Jérusalem : les bulldozers israéliens rasent le bâtiment de l’agence des Nations Unies pour les réfugiés palestiniens


Mardi 20 janvier les tractopelles et bulldozers sont venus détruire le siège de l’UNRWA, l’agence de secours et de travaux des Nations unies, à Jérusalem.


Ce 20 janvier les bulldozers sont venus détruire le siège de l'UNRWA, l'agence de secours et de travaux des Nations unies, à Jérusalem.

À 7h du matin, après l’expulsion des gardiens, les autorités coloniales ont commencé leur sale besogne. Depuis 1949, cette agence venait en aide aux réfugié·es palestinien·nes, notamment en gérant des centres de santé et des écoles. Ce sont ainsi des milliers d’enfants qui vont se retrouver privés d’éducation et de soin. L’agence n’était déjà plus qu’une coquille vide, puisqu’interdite d’activité sur le sol israélien depuis 2024, mais aussi dans la partie arabe de Jérusalem, annexée illégalement depuis 1981.

L’entité génocidaire accusait en effet des membres de l’UNRWA d’avoir participé à l’attaque du 7 octobre, et donc d’être terroristes, sans bien sûr n’en avoir apporté aucune preuve. Une criminalisation de l’action humanitaire. En décembre 2025, la Knesset adoptait un amendement imposant la coupure de l’électricité et de l’approvisionnement en eau des installations de l’UNRWA. Suite à cela, la clinique de l’UNRWA dans la Vielle Ville de Jérusalem, qui fournissait des soins aux réfugié·es depuis 1950, a été fermée. Les colons ont militarisé l’aide humanitaire pour supplanter celle de l’ONU. À Gaza, des milices proches de Daesh épaulées par l’armée israélienne ont été chargées de la distribution d’aide alimentaire, une opération particulièrement perverse : les survivant·es affamé·es réunis près des lieux de distribution ont reçu des rafales d’armes de guerre à plusieurs reprises, causant des centaines de morts.

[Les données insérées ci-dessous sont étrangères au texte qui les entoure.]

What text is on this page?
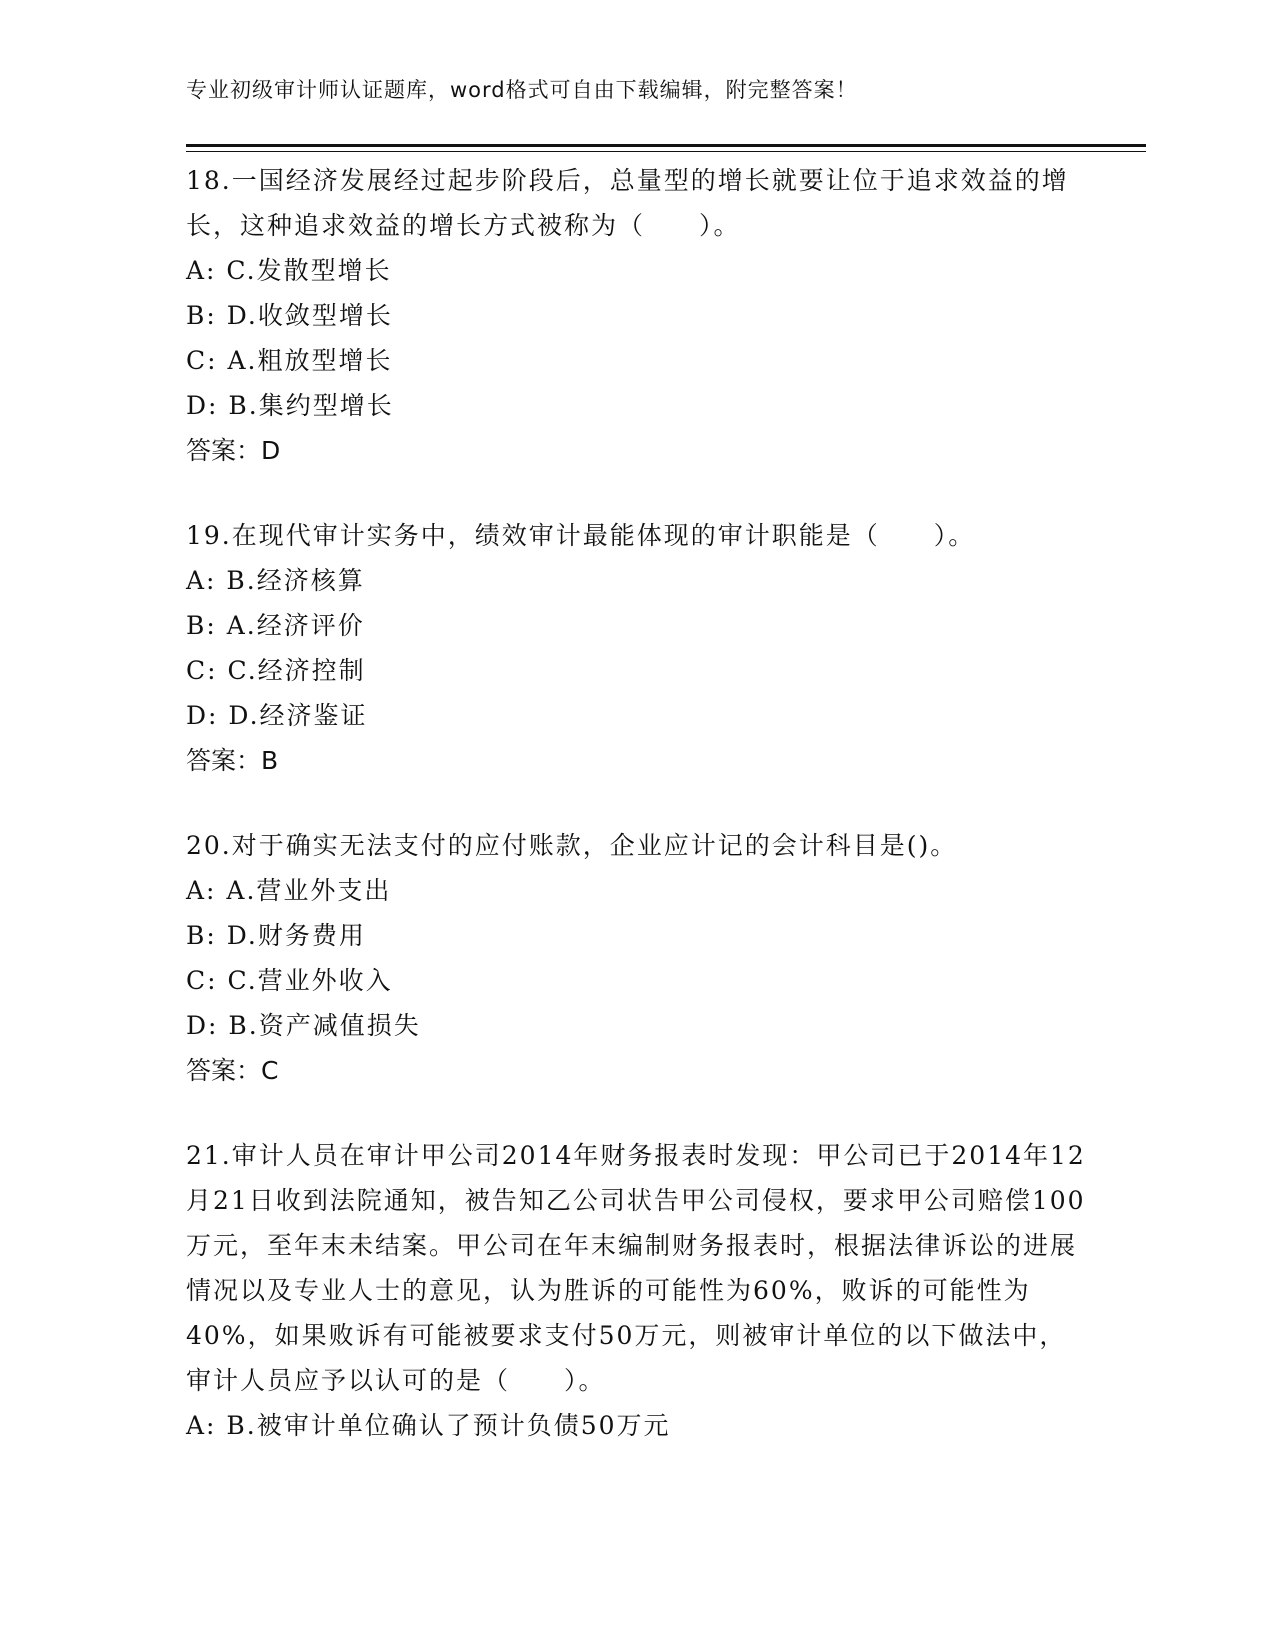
专业初级审计师认证题库，word格式可自由下载编辑，附完整答案！
18.一国经济发展经过起步阶段后，总量型的增长就要让位于追求效益的增长，这种追求效益的增长方式被称为（　　）。
A: C.发散型增长
B: D.收敛型增长
C: A.粗放型增长
D: B.集约型增长
答案：D
19.在现代审计实务中，绩效审计最能体现的审计职能是（　　）。
A: B.经济核算
B: A.经济评价
C: C.经济控制
D: D.经济鉴证
答案：B
20.对于确实无法支付的应付账款，企业应计记的会计科目是()。
A: A.营业外支出
B: D.财务费用
C: C.营业外收入
D: B.资产减值损失
答案：C
21.审计人员在审计甲公司2014年财务报表时发现：甲公司已于2014年12月21日收到法院通知，被告知乙公司状告甲公司侵权，要求甲公司赔偿100万元，至年末未结案。甲公司在年末编制财务报表时，根据法律诉讼的进展情况以及专业人士的意见，认为胜诉的可能性为60%，败诉的可能性为40%，如果败诉有可能被要求支付50万元，则被审计单位的以下做法中，审计人员应予以认可的是（　　）。
A: B.被审计单位确认了预计负债50万元
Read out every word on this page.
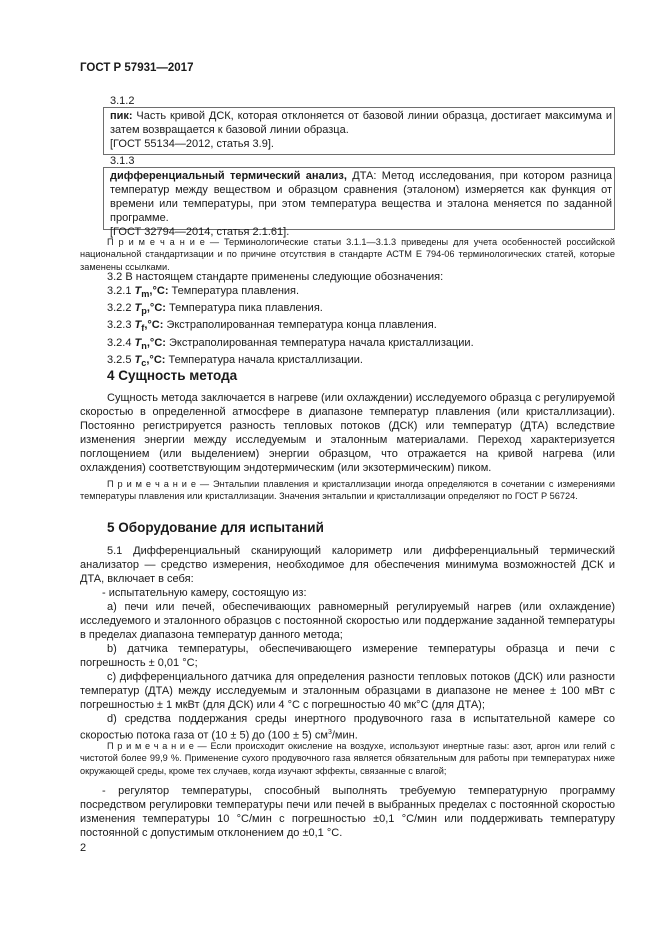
ГОСТ Р 57931—2017
3.1.2

пик: Часть кривой ДСК, которая отклоняется от базовой линии образца, достигает максимума и затем возвращается к базовой линии образца.

[ГОСТ 55134—2012, статья 3.9].

3.1.3

дифференциальный термический анализ, ДТА: Метод исследования, при котором разница температур между веществом и образцом сравнения (эталоном) измеряется как функция от времени или температуры, при этом температура вещества и эталона меняется по заданной программе.

[ГОСТ 32794—2014, статья 2.1.61].

П р и м е ч а н и е — Терминологические статьи 3.1.1—3.1.3 приведены для учета особенностей российской национальной стандартизации и по причине отсутствия в стандарте АСТМ Е 794-06 терминологических статей, которые заменены ссылками.

3.2 В настоящем стандарте применены следующие обозначения:
3.2.1 $T_m,^\circ C$: Температура плавления.
3.2.2 $T_p,^\circ C$: Температура пика плавления.
3.2.3 $T_f,^\circ C$: Экстраполированная температура конца плавления.
3.2.4 $T_n,^\circ C$: Экстраполированная температура начала кристаллизации.
3.2.5 $T_c,^\circ C$: Температура начала кристаллизации.
4 Сущность метода

Сущность метода заключается в нагреве (или охлаждении) исследуемого образца с регулируемой скоростью в определенной атмосфере в диапазоне температур плавления (или кристаллизации). Постоянно регистрируется разность тепловых потоков (ДСК) или температур (ДТА) вследствие изменения энергии между исследуемым и эталонным материалами. Переход характеризуется поглощением (или выделением) энергии образцом, что отражается на кривой нагрева (или охлаждения) соответствующим эндотермическим (или экзотермическим) пиком.

П р и м е ч а н и е — Энтальпии плавления и кристаллизации иногда определяются в сочетании с измерениями температуры плавления или кристаллизации. Значения энтальпии и кристаллизации определяют по ГОСТ Р 56724.

5 Оборудование для испытаний

5.1 Дифференциальный сканирующий калориметр или дифференциальный термический анализатор — средство измерения, необходимое для обеспечения минимума возможностей ДСК и ДТА, включает в себя:

- испытательную камеру, состоящую из:

а) печи или печей, обеспечивающих равномерный регулируемый нагрев (или охлаждение) исследуемого и эталонного образцов с постоянной скоростью или поддержание заданной температуры в пределах диапазона температур данного метода;

b) датчика температуры, обеспечивающего измерение температуры образца и печи с погрешность ± 0,01 °С;

с) дифференциального датчика для определения разности тепловых потоков (ДСК) или разности температур (ДТА) между исследуемым и эталонным образцами в диапазоне не менее ± 100 мВт с погрешностью ± 1 мкВт (для ДСК) или 4 °С с погрешностью 40 мк°С (для ДТА);

d) средства поддержания среды инертного продувочного газа в испытательной камере со скоростью потока газа от (10 ± 5) до (100 ± 5) $см^3$/мин.

П р и м е ч а н и е — Если происходит окисление на воздухе, используют инертные газы: азот, аргон или гелий с чистотой более 99,9 %. Применение сухого продувочного газа является обязательным для работы при температурах ниже окружающей среды, кроме тех случаев, когда изучают эффекты, связанные с влагой;

- регулятор температуры, способный выполнять требуемую температурную программу посредством регулировки температуры печи или печей в выбранных пределах с постоянной скоростью изменения температуры 10 °С/мин с погрешностью ±0,1 °С/мин или поддерживать температуру постоянной с допустимым отклонением до ±0,1 °С.

2
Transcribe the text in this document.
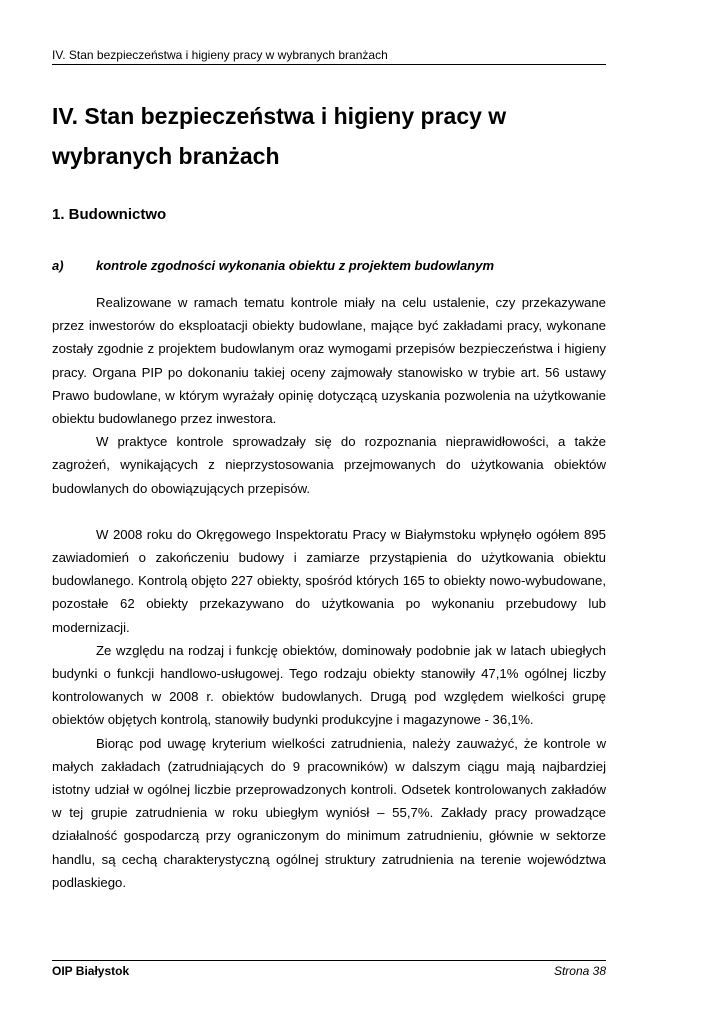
IV. Stan bezpieczeństwa i higieny pracy w wybranych branżach
IV. Stan bezpieczeństwa i higieny pracy w wybranych branżach
1. Budownictwo
a) kontrole zgodności wykonania obiektu z projektem budowlanym

Realizowane w ramach tematu kontrole miały na celu ustalenie, czy przekazywane przez inwestorów do eksploatacji obiekty budowlane, mające być zakładami pracy, wykonane zostały zgodnie z projektem budowlanym oraz wymogami przepisów bezpieczeństwa i higieny pracy. Organa PIP po dokonaniu takiej oceny zajmowały stanowisko w trybie art. 56 ustawy Prawo budowlane, w którym wyrażały opinię dotyczącą uzyskania pozwolenia na użytkowanie obiektu budowlanego przez inwestora.

W praktyce kontrole sprowadzały się do rozpoznania nieprawidłowości, a także zagrożeń, wynikających z nieprzystosowania przejmowanych do użytkowania obiektów budowlanych do obowiązujących przepisów.

W 2008 roku do Okręgowego Inspektoratu Pracy w Białymstoku wpłynęło ogółem 895 zawiadomień o zakończeniu budowy i zamiarze przystąpienia do użytkowania obiektu budowlanego. Kontrolą objęto 227 obiekty, spośród których 165 to obiekty nowo-wybudowane, pozostałe 62 obiekty przekazywano do użytkowania po wykonaniu przebudowy lub modernizacji.

Ze względu na rodzaj i funkcję obiektów, dominowały podobnie jak w latach ubiegłych budynki o funkcji handlowo-usługowej. Tego rodzaju obiekty stanowiły 47,1% ogólnej liczby kontrolowanych w 2008 r. obiektów budowlanych. Drugą pod względem wielkości grupę obiektów objętych kontrolą, stanowiły budynki produkcyjne i magazynowe - 36,1%.

Biorąc pod uwagę kryterium wielkości zatrudnienia, należy zauważyć, że kontrole w małych zakładach (zatrudniających do 9 pracowników) w dalszym ciągu mają najbardziej istotny udział w ogólnej liczbie przeprowadzonych kontroli. Odsetek kontrolowanych zakładów w tej grupie zatrudnienia w roku ubiegłym wyniósł – 55,7%. Zakłady pracy prowadzące działalność gospodarczą przy ograniczonym do minimum zatrudnieniu, głównie w sektorze handlu, są cechą charakterystyczną ogólnej struktury zatrudnienia na terenie województwa podlaskiego.

OIP Białystok	Strona 38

Le fanatique extrémiste Itamar Ben Gvir, ministre de la sécurité intérieure, a déclaré : «Aujourd’hui, nous avons vaincu l’ennemi, il a été chassé de Jérusalem et, avec l’aide de Dieu, nous le chasserons de toutes les régions de la terre d’Israël». Le maire adjoint de Jérusalem a quant à lui promis de «chasser, tuer et détruire tous les membres de l’UNRWA, si Dieu le veut». Une menace mafieuse et fasciste. Roland Friedrich, directeur de l’UNRWA en Cisjordanie, a évoqué une «intention probable» de «s’emparer des terrains pour construire des colonies».

Israël est en guerre contre les organisations humanitaires. Plus de 300 employé·es de l’UNRWA ont été tué·es dans la bande de Gaza depuis 2023, et 12.000 y travaillent encore. Un bilan sans précédent pour des travailleur·ses humanitaires en temps de guerre. Israël vient une nouvelle fois de bafouer de manière flagrante le droit international, sans que cela ne fasse réagir aucun de nos dirigeants. Les bâtiments de l’ONU sont pourtant en principe inviolables pour tous ses membres. Mais le régime génocidaire n’a que faire du droit international, puisqu’il n’est jamais sanctionné.

Au-delà de la fin d’une aide vitale apportée aux milliers de réfugié·es palestinien·nes qui continuent de vivre sous la menace quotidienne des frappes de l’entité israélienne, ce sont aussi des milliers d’archives qui disparaissent lors de telles destructions. Génocider un peuple, c’est aussi cela : tenter d’effacer son histoire, en plus de massacrer sa population.